COX-2 is considered to play an important role in colorectal carcinogenesis and its overexpression may have prognostic significance.

Methods

A total of fifty-three consecutive patients (M/F: 34/19, Mean Age: 60y, Range: 34-76y) with CRC (26 rectal, 27 colon) who underwent a surgical treatment in the Thessaloniki Cancer Hospital ‘Theagenio’, were included in the study. A colonoscopy with biopsies was performed in all patients before the surgical treatment. The COX-2 expression was examined in cancer tissue and the adjacent normal mucosa of the surgical specimens.
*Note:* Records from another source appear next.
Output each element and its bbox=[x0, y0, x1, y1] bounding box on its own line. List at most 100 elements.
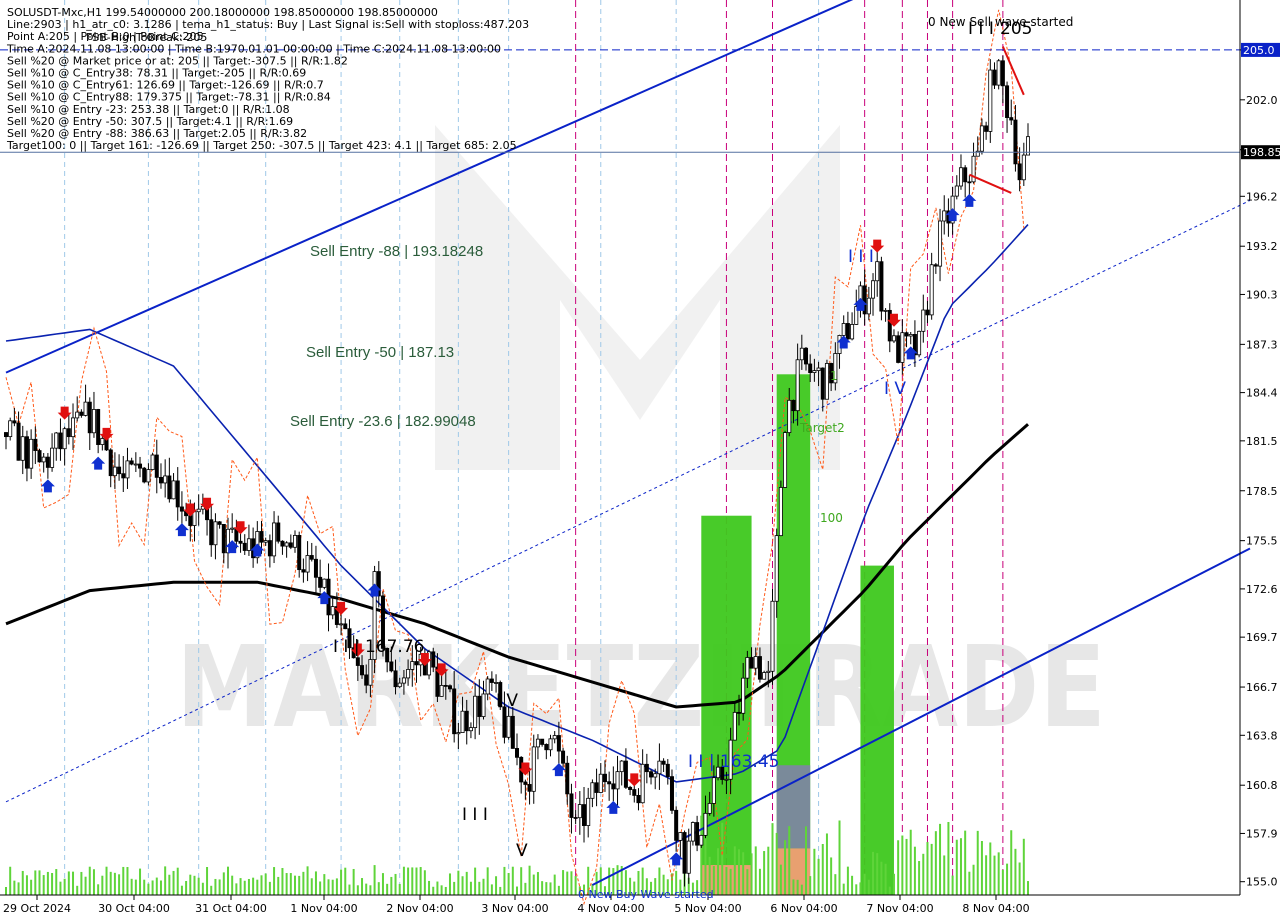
candle-body[interactable] bbox=[431, 651, 436, 668]
candle-body[interactable] bbox=[397, 682, 402, 688]
candle-body[interactable] bbox=[364, 674, 369, 686]
candle-body[interactable] bbox=[850, 324, 855, 340]
candle-body[interactable] bbox=[121, 473, 126, 479]
candle-body[interactable] bbox=[50, 447, 55, 468]
candle-body[interactable] bbox=[762, 672, 767, 680]
candle-body[interactable] bbox=[824, 363, 829, 400]
candle-body[interactable] bbox=[879, 261, 884, 312]
candle-body[interactable] bbox=[665, 763, 670, 778]
candle-body[interactable] bbox=[318, 576, 323, 588]
candle-body[interactable] bbox=[293, 534, 298, 548]
candle-body[interactable] bbox=[967, 181, 972, 184]
candle-body[interactable] bbox=[163, 475, 168, 484]
candle-body[interactable] bbox=[615, 771, 620, 790]
candle-body[interactable] bbox=[908, 334, 913, 337]
candle-body[interactable] bbox=[925, 309, 930, 316]
candle-body[interactable] bbox=[540, 738, 545, 745]
candle-body[interactable] bbox=[552, 735, 557, 740]
candle-body[interactable] bbox=[4, 432, 9, 438]
candle-body[interactable] bbox=[29, 438, 34, 469]
candle-body[interactable] bbox=[1005, 85, 1010, 118]
candle-body[interactable] bbox=[91, 409, 96, 434]
candle-body[interactable] bbox=[410, 661, 415, 670]
candle-body[interactable] bbox=[690, 822, 695, 842]
candle-body[interactable] bbox=[62, 428, 67, 450]
candle-body[interactable] bbox=[979, 125, 984, 152]
candle-body[interactable] bbox=[343, 623, 348, 630]
candle-body[interactable] bbox=[129, 460, 134, 465]
candle-body[interactable] bbox=[799, 347, 804, 361]
candle-body[interactable] bbox=[175, 480, 180, 508]
candle-body[interactable] bbox=[267, 540, 272, 557]
candle-body[interactable] bbox=[770, 600, 775, 672]
candle-body[interactable] bbox=[607, 781, 612, 785]
candle-body[interactable] bbox=[58, 432, 63, 450]
candle-body[interactable] bbox=[339, 623, 344, 626]
candle-body[interactable] bbox=[565, 762, 570, 795]
candle-body[interactable] bbox=[515, 748, 520, 758]
candle-body[interactable] bbox=[544, 744, 549, 751]
candle-body[interactable] bbox=[1009, 117, 1014, 121]
candle-body[interactable] bbox=[37, 450, 42, 463]
candle-body[interactable] bbox=[221, 524, 226, 554]
candle-body[interactable] bbox=[238, 540, 243, 544]
candle-body[interactable] bbox=[942, 210, 947, 222]
candle-body[interactable] bbox=[96, 409, 101, 445]
candle-body[interactable] bbox=[929, 264, 934, 316]
candle-body[interactable] bbox=[272, 522, 277, 557]
candle-body[interactable] bbox=[958, 167, 963, 187]
candle-body[interactable] bbox=[523, 781, 528, 785]
candle-body[interactable] bbox=[456, 732, 461, 735]
candle-body[interactable] bbox=[795, 359, 800, 412]
candle-body[interactable] bbox=[732, 711, 737, 741]
candle-body[interactable] bbox=[883, 309, 888, 312]
candle-body[interactable] bbox=[992, 69, 997, 86]
candle-body[interactable] bbox=[309, 555, 314, 560]
candle-body[interactable] bbox=[556, 735, 561, 752]
candle-body[interactable] bbox=[45, 456, 50, 468]
candle-body[interactable] bbox=[8, 420, 13, 438]
candle-body[interactable] bbox=[443, 685, 448, 687]
candle-body[interactable] bbox=[355, 657, 360, 666]
candle-body[interactable] bbox=[628, 786, 633, 790]
candle-body[interactable] bbox=[494, 682, 499, 684]
candle-body[interactable] bbox=[548, 738, 553, 751]
candle-body[interactable] bbox=[921, 309, 926, 332]
candle-body[interactable] bbox=[900, 332, 905, 363]
candle-body[interactable] bbox=[79, 411, 84, 416]
candle-body[interactable] bbox=[711, 777, 716, 804]
candle-body[interactable] bbox=[360, 665, 365, 676]
candle-body[interactable] bbox=[66, 428, 71, 438]
candle-body[interactable] bbox=[816, 367, 821, 371]
candle-body[interactable] bbox=[535, 738, 540, 748]
candle-body[interactable] bbox=[1021, 154, 1026, 181]
candle-body[interactable] bbox=[644, 763, 649, 773]
candle-body[interactable] bbox=[117, 466, 122, 475]
candle-body[interactable] bbox=[393, 670, 398, 688]
candle-body[interactable] bbox=[963, 167, 968, 183]
candle-body[interactable] bbox=[213, 521, 218, 546]
candle-body[interactable] bbox=[154, 454, 159, 478]
candle-body[interactable] bbox=[787, 399, 792, 433]
candle-body[interactable] bbox=[669, 776, 674, 811]
candle-body[interactable] bbox=[871, 280, 876, 299]
candle-body[interactable] bbox=[661, 760, 666, 765]
candle-body[interactable] bbox=[209, 519, 214, 546]
candle-body[interactable] bbox=[171, 480, 176, 500]
candle-body[interactable] bbox=[657, 760, 662, 775]
candle-body[interactable] bbox=[678, 832, 683, 841]
candle-body[interactable] bbox=[636, 795, 641, 804]
candle-body[interactable] bbox=[196, 508, 201, 513]
candle-body[interactable] bbox=[745, 657, 750, 679]
candle-body[interactable] bbox=[573, 817, 578, 819]
candle-body[interactable] bbox=[674, 809, 679, 841]
candle-body[interactable] bbox=[481, 693, 486, 717]
candle-body[interactable] bbox=[891, 335, 896, 342]
candle-body[interactable] bbox=[142, 467, 147, 483]
candle-body[interactable] bbox=[368, 659, 373, 686]
candle-body[interactable] bbox=[280, 540, 285, 547]
candle-body[interactable] bbox=[87, 401, 92, 434]
candle-body[interactable] bbox=[594, 782, 599, 793]
candle-body[interactable] bbox=[841, 323, 846, 336]
candle-body[interactable] bbox=[242, 542, 247, 551]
Immunohistochemical analysis of formalin-fixed, paraffin embedded specimens was performed, using a COX-2 monoclonal antibody. The COX-2 expression was evaluated by grading both staining extension (0-100%) and staining intensity (0-3).

Results

The analysis of the results showed COX-2 overexpression in 90.6% (48/53) of examined tumors. No COX-2 expression was found in the adjacent normal mucosa. Metastatic disease was diagnosed in 8 patients during the follow-up period. Thirteen patients (24,5%) were died (Mean time of follow-up: 51,4 ± 4,4 months, Range: 44-58). The mean survival time was 42,8 ± 16,3 months (Range: 2-58 months). No correlation was found between COX-2 expression and patients' characteristics, tumor characteristics (location, differentiation, infiltration) and tumor recurrence or metastasis. Significant COX-2 expression was found in tumors without lymph-node involvement (p = 0.01) and TNM stage I-II (p = 0.02). The percentage of cases without metastasis (81.3%) and the mortality rate (76.9%) were higher in COX-2 (+) group of patients, but without significance. In the multivariate analysis, COX-2 expression was.

Conclusion

COX-2 expression was found in the majority of cases, without being an independent prognostic factor of survival. The results suggest a possible COX-2 involvement in the progression of malignancy, mainly in the intermediate stage and then in the advanced stage.